My brother called me this past weekend and started off the conversation with, “Do you remember that red sweater you had when you were three or four? I think Mom knitted it for you, or maybe Grandmother.” Uh-huh. Of all the things I’d remember from when I was three, a red sweater is not one of them unless I had, say, sliced my arm open and bled all over the sweater. I might remember that. But no, I didn’t remember a red sweater. I did remember that my mother and grandmother never knitted a thing in their entire lives (a tradition that I have proudly continued into a new generation). I pointed this out to my brother who conceded that our mother never knitted and then he allowed, “I don’t really remember anything from my childhood.” This, I think, is his way of coping with the more unfortunate facts of his and my youth. Our mother developed a brain tumor when I was five and he was fifteen (it killed her about five years later). Our dad left the following year when I was six. Not a lot of good stuff to remember, really.
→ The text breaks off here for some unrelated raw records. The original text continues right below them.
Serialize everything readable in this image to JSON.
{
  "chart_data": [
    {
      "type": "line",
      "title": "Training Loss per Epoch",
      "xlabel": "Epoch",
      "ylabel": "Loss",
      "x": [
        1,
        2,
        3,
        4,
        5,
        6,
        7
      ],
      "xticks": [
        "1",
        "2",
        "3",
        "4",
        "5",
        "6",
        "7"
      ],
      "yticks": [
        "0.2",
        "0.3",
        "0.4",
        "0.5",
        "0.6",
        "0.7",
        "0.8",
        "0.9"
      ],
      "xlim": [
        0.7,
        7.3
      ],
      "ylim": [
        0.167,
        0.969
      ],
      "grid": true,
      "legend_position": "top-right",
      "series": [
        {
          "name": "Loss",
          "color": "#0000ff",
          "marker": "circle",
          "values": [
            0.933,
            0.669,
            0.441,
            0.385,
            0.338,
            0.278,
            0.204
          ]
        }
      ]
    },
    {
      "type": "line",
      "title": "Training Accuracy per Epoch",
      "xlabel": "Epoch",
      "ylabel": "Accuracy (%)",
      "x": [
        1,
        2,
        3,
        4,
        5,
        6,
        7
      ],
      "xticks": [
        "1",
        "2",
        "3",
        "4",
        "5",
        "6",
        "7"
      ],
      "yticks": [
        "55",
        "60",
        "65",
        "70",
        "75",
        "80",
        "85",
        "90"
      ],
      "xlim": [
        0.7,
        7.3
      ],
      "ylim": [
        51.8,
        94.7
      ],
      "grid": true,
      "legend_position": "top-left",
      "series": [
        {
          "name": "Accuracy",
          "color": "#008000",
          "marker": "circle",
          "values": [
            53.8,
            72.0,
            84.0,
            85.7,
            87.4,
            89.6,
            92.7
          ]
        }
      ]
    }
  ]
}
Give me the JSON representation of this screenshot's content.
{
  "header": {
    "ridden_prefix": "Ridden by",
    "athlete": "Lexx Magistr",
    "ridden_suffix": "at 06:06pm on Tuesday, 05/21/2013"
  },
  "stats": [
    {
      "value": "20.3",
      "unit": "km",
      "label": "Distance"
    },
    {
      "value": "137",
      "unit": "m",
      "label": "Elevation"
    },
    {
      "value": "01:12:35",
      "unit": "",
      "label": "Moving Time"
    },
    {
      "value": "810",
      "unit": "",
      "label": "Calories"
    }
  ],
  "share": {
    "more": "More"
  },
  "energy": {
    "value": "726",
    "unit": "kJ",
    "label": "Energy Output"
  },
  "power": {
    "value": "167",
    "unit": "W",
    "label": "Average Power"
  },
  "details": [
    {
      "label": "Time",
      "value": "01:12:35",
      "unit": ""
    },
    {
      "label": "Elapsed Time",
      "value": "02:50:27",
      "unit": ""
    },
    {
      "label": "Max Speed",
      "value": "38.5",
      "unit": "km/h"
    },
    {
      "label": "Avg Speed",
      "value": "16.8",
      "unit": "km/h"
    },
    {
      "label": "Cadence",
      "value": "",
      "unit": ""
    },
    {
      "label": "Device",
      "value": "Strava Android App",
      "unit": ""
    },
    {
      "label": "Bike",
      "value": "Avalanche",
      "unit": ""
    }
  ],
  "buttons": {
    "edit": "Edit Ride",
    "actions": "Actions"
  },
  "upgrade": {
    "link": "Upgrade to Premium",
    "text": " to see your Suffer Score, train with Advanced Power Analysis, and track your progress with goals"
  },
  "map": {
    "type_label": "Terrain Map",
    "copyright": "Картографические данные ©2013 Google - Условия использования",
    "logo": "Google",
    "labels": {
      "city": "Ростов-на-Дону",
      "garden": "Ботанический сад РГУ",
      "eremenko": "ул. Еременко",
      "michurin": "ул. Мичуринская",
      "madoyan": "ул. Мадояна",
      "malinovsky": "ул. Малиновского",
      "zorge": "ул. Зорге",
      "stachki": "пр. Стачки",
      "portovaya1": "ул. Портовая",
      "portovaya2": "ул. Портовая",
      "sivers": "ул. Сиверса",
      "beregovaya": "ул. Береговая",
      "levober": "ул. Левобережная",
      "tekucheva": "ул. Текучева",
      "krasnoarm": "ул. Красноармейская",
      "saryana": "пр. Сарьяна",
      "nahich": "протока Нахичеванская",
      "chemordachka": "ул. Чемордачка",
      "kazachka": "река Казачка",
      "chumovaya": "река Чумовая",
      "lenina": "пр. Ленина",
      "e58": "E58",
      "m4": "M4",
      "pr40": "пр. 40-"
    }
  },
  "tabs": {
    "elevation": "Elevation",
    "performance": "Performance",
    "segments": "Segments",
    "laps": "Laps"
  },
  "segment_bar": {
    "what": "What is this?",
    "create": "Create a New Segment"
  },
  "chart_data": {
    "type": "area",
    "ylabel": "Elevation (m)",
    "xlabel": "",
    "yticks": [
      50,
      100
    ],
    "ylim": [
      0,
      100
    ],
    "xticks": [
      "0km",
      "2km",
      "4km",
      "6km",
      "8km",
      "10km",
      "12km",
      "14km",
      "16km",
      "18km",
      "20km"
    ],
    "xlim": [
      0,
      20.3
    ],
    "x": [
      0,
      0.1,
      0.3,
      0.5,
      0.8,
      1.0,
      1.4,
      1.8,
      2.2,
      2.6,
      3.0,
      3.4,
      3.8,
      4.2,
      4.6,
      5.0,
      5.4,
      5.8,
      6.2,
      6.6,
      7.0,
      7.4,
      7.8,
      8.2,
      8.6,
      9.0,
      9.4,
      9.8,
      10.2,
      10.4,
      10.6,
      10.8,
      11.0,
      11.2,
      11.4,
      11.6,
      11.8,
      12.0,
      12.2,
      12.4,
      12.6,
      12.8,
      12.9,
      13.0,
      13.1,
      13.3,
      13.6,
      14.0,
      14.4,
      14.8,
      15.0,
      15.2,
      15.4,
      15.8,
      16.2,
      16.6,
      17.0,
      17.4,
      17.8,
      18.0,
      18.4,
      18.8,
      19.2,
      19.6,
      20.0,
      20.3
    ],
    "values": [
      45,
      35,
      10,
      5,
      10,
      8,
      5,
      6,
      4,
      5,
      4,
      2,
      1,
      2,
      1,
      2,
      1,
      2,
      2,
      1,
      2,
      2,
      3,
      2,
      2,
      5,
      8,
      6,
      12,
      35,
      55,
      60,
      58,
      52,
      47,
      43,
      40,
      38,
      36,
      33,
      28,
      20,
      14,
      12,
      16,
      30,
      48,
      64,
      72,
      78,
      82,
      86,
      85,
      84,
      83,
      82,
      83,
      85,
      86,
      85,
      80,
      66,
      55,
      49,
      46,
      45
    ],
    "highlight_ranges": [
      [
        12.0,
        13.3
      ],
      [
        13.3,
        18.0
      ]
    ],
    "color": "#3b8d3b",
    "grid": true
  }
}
But back to the red sweater. Somehow this red sweater made it into my brother’s box of keepsakes and was worn by two of his daughters, and all these years later is still in his possession. He was looking to offload it on me. He even offered to frame this treasure from my youth. No way was I going to let that happen! “Tom, I have no memory of this sweater and you can’t palm it off on me with this lame story!” Â He kept up his efforts for a bit longer but eventually gave in to the fact that I was unwilling to take on the sweater or the memory.
The conversation did make me think about memory, and the how and why of what we remember, and what we don’t remember. Tom’s claim to have no memory of his childhood is not, of course, completely true. I know that. But my memories, or what I like to think are my memories are shaped as much by the things other people have told me as by what I actually remember – or in some cases even experienced. I mean, my mother died when I was ten, and my father was gone by the time I was six. What do I really remember of them? And of the things I remember, how do I know it’s actually my memory, or an apocryphal story that’s been told to me so often I have taken it on as my memory? Take that red sweater – it turns out the reason Tom thought that my grandmother or mother knitted it was because our older sister told him so and he bought into the myth and made it his own. As it happened, it wasn’t his memory at all. I have lots of memories like that. I treasure them and I want them to be mine, and over time, they have come to be mine. How about the time when I spilled cereal at my aunt’s house when I was three or four (was I wearing the red sweater, perhaps?) and cried, “Son of a bitch, I ‘pilled the cereal!” Sure, I remember that like it was yesterday – NOT! But it was my aunt’s favorite story about me and she told it so often in my hearing, I eventually felt like I could hear a much younger me actually saying the words.
As I get older, I find this myth of memory to become even more true. But now it’s not other people who embellish the event, it’s me. The true facts of a thing lose their sharp edges and over time take on a sepia-toned pleasant fuzziness where once there was cold, hard truth. I think now that it’s a kindness, that the harshness of reality over time becomes softened, gentler, by our minds. The outright bad stuff isn’t necessarily forgotten but it is relegated to the dark corners where it is much less frequently accessed than the shiny happy stuff.
All that being said, I guess if my brother wants to send me the red sweater I should let him, and then let him think that I have lovingly put it away somewhere safe. I don’t need to tell him about how I immediately gave it to the Goodwill. I’ll leave him to the myth of his memories.